| The Ashes 2006/07: The Brisbane Test Thread (Day 1) I tried to wait but I just couldn't, it's here!!!
After 14 months of incessant banter, swipe and counter-swipe, The Ashes are here again! This time, of course, we're down under and in just under 11 hours the traditional curtain-raiser at Brisbane will start. The legacy of the 2005 Ashes series in which England wrested back the urn was described as 'The Greatest Series', but this one promises to be intense and enthralling, even if it can't match the heights of tension as in the two-run English win at Edgbaston, othe last-wicket stand for a draw by the Aussie bowlers at Old Trafford, or the coronary-inducing run-chase at Trent Bridge! Last summer the cricket was competitive in the extreme, but played in a tremendous spirit, but we're in Australia now and the signs are that things may not be so friendly - I'm not expecting 'mental disintegration' as used by Steve Waugh and co. in 2002/03, but I hardly think the Aussies will be showering the English batsmen with roses as they come to the crease, and vice-versa.
For England, it's been a strange year post-Ashes, with their first series ending in a disappointing, arrogance-undermined defeat in Pakistan with injuries to Vaughan, Jones and Giles denting the side, then an encouraging drawn series in India with the emergence of Alistair Cook, Monty Panesar, Ian Bell and Paul Collingwood as quality test players. A frustrating draw at home to Sri Lanka followed under new captain Andrew Flintoff, but the win at home to Pakistan means England have some form behind them as the new players continued to impress.

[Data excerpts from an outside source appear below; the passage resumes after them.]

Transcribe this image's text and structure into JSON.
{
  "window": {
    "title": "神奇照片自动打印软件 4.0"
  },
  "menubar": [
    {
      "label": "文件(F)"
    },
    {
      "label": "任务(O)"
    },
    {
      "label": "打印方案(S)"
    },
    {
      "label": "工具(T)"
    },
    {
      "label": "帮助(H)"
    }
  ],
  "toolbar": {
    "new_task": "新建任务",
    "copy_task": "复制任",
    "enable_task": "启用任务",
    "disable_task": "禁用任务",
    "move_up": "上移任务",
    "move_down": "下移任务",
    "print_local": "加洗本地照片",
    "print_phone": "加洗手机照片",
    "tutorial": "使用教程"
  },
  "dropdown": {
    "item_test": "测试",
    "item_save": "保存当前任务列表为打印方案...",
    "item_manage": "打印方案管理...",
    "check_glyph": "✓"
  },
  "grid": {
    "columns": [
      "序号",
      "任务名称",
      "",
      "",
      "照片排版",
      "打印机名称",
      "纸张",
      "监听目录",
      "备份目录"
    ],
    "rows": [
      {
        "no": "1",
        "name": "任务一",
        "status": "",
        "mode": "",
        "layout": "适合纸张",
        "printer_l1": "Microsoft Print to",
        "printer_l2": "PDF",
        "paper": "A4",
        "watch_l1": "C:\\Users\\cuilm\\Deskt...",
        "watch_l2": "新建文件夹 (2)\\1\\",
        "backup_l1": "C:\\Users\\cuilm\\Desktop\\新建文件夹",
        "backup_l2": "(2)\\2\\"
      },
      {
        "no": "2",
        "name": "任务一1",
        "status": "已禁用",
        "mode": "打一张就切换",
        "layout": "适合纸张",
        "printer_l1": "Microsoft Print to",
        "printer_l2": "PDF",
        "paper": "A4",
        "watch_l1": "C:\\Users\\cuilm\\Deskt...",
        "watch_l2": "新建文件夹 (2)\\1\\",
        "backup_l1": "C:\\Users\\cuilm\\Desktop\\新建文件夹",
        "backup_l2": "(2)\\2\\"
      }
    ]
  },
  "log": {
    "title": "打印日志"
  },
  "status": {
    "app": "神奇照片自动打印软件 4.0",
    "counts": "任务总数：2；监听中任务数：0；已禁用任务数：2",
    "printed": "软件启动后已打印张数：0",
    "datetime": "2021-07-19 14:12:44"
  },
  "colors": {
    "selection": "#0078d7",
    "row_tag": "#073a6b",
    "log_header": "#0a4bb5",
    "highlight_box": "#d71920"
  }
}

Selection debates have come and gone, controversially in the dropping of Geraint Jones for Chris Read and then his reinstatement, then the ongoing Panesar vs Giles dilemma. The English players have come into form in their last couple of tour matches, and I'd expect them to line up as follows:
Strauss, Cook, Bell, Collingwood, Pietersen, Flintoff*, Jones+, Hoggard, Harmison, Anderson, Panesar.
Australia have had quite a brilliant run of results, winning 11 of 12 test matches as a number of matured debutants impressed, notably Mike Hussey who still averages 75, and Stuart Clark with success in South Africa. With the loss of Shane Watson, the consignment to the scrapheap of Simon Katich and the spectacular fall from grace of Jason Gillespie, the side is slightly different to last summer but largely contains the same record-breaking players who were in imperious form until their 2005 defeat. I expect Australia to field these players tomorrow morning:
Hayden, Langer, Ponting*, Martyn, Clarke, Hussey, Gilchrist+, Warne, Lee, Clark, McGrath.